For those ready to take their kitchens to the next level, there’s sous-vide. The technique uses circulators to keep a water bath at a very precise temperature to cook foods in vacuum-sealed bags. (Sous vide means “under vacuum” in French.) Restaurants use it to cook delicate foods such as lobster without drying it out, or secondary cuts of meat such as short ribs to make them tender.

 But Philip Preston, president of sous-vide equipment manufacturer PolyScience, Niles, Ill., sees plenty of opportunities for the technique outside fine dining. “When people ask me about the benefits of sous-vide, a lot of times you focus on the flavor, the texture, the perfection of doneness. But actually I think right up there is the timing issue, especially in a c-store application, where who knows when someone is going to walk in the door and want something,” he says.

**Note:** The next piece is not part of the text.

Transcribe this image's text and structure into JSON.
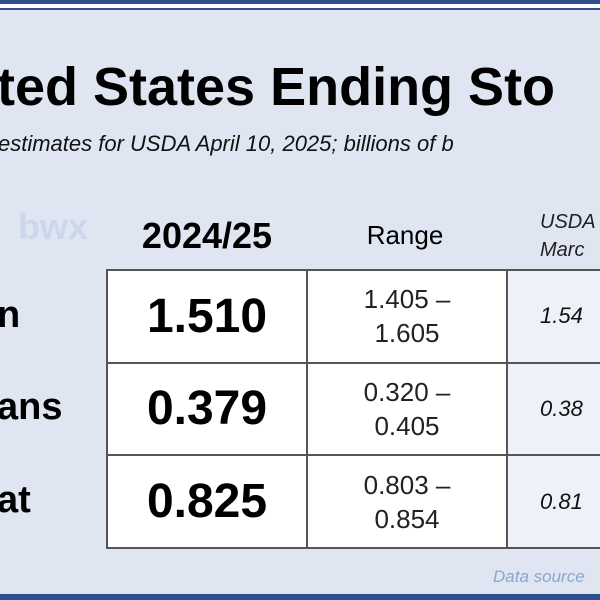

Food can be held at a controlled temperature for a long time when in a water bath. Preston points to eggs: “If I put eggs in a 164-degree bath, they’re perfectly poached in the shell, and I can control exactly the level of doneness.” There are also food manufacturers, such as Cuisine Solutions, that cook prepared meals for foodservice and retail sous-vide. “They supply Costco, the troops in Afghanistan and Iraq, Amtrak—what they’re trying to do is really elevate the boil-in-a-bag meal, for lack of another term,” says Preston.

Operators can retherm such products in boiling water, but there is a reason sous-vide purists insist on cooking at very low temperature. “When you expose proteins to a high temperature, as soon as you go above about 70 centigrade, you start bursting the cell structure,” Preston explains. The food loses moisture and you end up with a stew-like bag of food. That bursting cell structure and moisture loss also reduces yield.

“I don’t think it’s coming on the horizon really fast, but if you think about what it can do for you, it’s phenomenal,” says Juan Martinez, principal at design consultancy Profitality, Miami, of sous-vide in more mainstream operations. “The challenge, if you are a large brand, is the supply chain and the cost. But if it allows you to do something you can’t otherwise do, it might be worth it.”

Jerry Weiner, vice president of food service for Rutter’s Farm Stores, York, Pa., agrees that there is potential for sous-vide in the c-store industry, but it’s not here yet. “There could be play with that,” he says. “It gives you a lot of variety, but it would have to improve for me the time it would take to bring to temperature and the availability of the product.”